Come per tutte quelle presentate finora, comunque, gli esperti ritenevano che non ci fossero prove o argomenti perché potesse avere successo. L’invalidazione del risultato in quattro stati con un’unica sentenza era un’ipotesi totalmente implausibile, nonostante la Corte Suprema abbia una solida maggioranza di giudici conservatori.
Lunedì, quindi, 538 grandi elettori sparsi in tutti gli Stati Uniti si riuniranno per fare quella che di fatto è una trasmissione dei voti espressi dai normali cittadini il 3 novembre. Negli Stati Uniti infatti tecnicamente non si vota per un candidato a presidente, ma per la lista di grandi elettori collegata a quel candidato nel proprio stato: in alcuni i nomi dei grandi elettori sono addirittura stampati sulla scheda. Sono scelti mesi prima dai partiti locali, con modalità diverse e talvolta durante le convention statali, e normalmente sono parlamentari statali, leader locali o finanziatori di partito, e il processo di nomina è spesso una questione di favori e posizionamento.

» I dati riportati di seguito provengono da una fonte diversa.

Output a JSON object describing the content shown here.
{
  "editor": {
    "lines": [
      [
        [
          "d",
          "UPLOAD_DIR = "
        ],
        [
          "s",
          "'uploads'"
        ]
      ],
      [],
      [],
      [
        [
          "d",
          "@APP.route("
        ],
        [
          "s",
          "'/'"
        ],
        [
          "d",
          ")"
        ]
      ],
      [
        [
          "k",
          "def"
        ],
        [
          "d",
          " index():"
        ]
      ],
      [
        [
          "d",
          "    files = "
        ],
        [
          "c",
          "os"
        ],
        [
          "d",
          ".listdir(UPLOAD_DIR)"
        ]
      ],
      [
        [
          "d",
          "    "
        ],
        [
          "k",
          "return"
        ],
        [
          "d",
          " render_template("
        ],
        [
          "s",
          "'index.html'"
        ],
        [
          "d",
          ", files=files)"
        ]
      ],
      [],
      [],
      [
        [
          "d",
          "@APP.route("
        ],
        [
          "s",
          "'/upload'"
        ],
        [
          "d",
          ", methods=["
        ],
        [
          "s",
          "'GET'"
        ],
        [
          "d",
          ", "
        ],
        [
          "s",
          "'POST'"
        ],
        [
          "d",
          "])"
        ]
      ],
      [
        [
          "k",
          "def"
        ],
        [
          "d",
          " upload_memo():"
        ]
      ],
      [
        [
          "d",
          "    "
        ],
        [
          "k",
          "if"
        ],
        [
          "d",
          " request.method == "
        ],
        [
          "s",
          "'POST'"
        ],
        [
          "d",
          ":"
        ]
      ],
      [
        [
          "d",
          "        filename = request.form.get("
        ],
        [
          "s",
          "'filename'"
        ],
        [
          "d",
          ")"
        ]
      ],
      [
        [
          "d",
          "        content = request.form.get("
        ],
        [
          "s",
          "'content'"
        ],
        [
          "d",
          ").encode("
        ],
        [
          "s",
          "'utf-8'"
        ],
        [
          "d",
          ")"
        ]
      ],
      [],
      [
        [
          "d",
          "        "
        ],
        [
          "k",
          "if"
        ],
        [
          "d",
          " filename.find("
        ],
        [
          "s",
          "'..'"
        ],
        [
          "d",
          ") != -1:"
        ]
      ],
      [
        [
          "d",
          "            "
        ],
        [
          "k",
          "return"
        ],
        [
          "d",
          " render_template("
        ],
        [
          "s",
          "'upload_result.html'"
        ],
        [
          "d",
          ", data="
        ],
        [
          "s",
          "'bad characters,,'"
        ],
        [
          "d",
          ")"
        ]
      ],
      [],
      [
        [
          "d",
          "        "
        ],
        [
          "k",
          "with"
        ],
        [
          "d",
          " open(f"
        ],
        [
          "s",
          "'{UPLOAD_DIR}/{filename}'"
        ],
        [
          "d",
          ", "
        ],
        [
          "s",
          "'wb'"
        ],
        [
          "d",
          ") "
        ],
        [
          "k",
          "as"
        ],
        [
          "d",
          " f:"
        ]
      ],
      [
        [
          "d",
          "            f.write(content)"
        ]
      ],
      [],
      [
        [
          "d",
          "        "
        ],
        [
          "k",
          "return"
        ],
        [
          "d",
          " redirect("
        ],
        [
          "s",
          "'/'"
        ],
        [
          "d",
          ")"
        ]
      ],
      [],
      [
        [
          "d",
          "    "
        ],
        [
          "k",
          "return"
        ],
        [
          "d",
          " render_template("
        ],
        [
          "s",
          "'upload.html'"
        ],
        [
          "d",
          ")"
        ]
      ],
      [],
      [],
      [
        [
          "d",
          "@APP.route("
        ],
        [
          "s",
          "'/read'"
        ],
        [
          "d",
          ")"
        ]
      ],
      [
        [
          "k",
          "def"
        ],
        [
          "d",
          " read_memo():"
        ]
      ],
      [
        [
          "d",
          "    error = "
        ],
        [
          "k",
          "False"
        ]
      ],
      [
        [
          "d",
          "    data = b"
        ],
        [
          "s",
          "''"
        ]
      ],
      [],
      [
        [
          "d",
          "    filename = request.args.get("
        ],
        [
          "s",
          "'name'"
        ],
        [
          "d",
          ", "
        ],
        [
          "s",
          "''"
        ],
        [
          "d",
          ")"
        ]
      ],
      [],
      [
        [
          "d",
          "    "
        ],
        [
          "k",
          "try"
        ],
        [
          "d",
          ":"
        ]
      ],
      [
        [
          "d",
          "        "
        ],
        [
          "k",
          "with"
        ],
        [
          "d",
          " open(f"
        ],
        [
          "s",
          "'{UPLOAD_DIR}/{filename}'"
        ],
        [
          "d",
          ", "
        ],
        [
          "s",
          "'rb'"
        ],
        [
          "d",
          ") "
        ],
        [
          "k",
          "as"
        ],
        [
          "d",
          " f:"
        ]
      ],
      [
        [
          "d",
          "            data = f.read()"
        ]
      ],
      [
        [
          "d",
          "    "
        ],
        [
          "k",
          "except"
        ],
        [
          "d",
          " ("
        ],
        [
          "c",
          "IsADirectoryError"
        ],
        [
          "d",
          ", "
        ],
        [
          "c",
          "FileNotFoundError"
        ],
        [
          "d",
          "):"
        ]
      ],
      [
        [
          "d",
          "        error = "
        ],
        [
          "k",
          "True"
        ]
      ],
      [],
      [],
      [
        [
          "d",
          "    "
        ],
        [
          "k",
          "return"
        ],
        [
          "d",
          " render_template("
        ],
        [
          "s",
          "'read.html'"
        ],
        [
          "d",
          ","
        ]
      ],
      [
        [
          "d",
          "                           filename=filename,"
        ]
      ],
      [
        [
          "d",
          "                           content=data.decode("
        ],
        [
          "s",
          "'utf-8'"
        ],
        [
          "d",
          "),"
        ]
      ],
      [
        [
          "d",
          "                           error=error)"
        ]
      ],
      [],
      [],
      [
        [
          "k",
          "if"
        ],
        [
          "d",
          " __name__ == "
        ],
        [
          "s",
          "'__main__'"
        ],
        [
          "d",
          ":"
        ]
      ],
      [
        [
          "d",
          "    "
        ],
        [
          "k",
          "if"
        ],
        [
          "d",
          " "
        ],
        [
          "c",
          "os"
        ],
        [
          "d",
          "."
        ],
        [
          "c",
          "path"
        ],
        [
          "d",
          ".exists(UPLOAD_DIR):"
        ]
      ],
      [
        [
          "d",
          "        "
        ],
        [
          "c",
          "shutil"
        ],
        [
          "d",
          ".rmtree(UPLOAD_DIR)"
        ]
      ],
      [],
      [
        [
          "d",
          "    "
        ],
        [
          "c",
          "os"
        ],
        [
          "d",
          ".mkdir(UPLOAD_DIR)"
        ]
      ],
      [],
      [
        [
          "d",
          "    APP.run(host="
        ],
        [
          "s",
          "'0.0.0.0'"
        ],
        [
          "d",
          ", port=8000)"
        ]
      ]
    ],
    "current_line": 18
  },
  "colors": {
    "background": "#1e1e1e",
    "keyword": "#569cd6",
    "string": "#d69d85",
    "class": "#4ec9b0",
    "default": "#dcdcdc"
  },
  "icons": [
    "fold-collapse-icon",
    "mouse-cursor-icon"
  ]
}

Quest’anno si è discusso a lungo della possibilità che i grandi elettori scelti dal partito vincente possano, una volta riuniti insieme ai colleghi, votare per qualcun altro, o addirittura per il candidato presidente avversario, quello sconfitto nel proprio stato. È tecnicamente possibile e ha anche un nome: “faithless electors”. Nel 2016 lo fecero in sette, 5 Democratici e 2 Repubblicani, scrivendo vari nomi: ma non è plausibile che possano alterare il risultato finale. Anche perché una sentenza della Corte Suprema dello scorso luglio autorizza di fatto gli stati a obbligare i grandi elettori a rispettare la volontà popolare, mentre le leggi di alcuni stati autorizzano a sostituire i voti non allineati, e in certi casi prevedono anche che votare diversamente sia un reato.
Quello che succederà lunedì è piuttosto articolato: gli stati hanno già inviato all’Archivio Nazionale di Washington dei “Certificati di Accertamento” che indicano il candidato vincente, i nomi dei loro grandi elettori nello stato, e il numero dei voti ricevuti. Questi documenti saranno letti lunedì nelle varie sedi in cui si riuniranno i grandi elettori, da un funzionario che guiderà il processo (spesso è il segretario di Stato locale). Dopo alcuni passaggi formali, i grandi elettori esprimono i loro voti – con modalità diverse, barrando schede precompilate o scrivendo i nomi dei candidati presidente e vice presidente su un foglio bianco, e generalmente con voto palese – che vengono poi raccolti e letti ad alta voce.
Ottenuto il risultato, vengono prodotti una lunga serie di certificati in più copie, che vengono inviate al presidente del Senato (cioè il vice presidente degli Stati Uniti), all’Archivio Nazionale, al segretario di Stato e al tribunale distrettuale con la competenza sul luogo dove è avvenuta la riunione.
Il passaggio successivo, l’ultimo, sarà il 6 gennaio, quando le 538 schede espresse dai grandi elettori del collegio elettorale saranno lette al Senato, che certificherà definitivamente il risultato nominando il nuovo presidente, se uno dei due candidati ha ottenuto almeno 270 voti.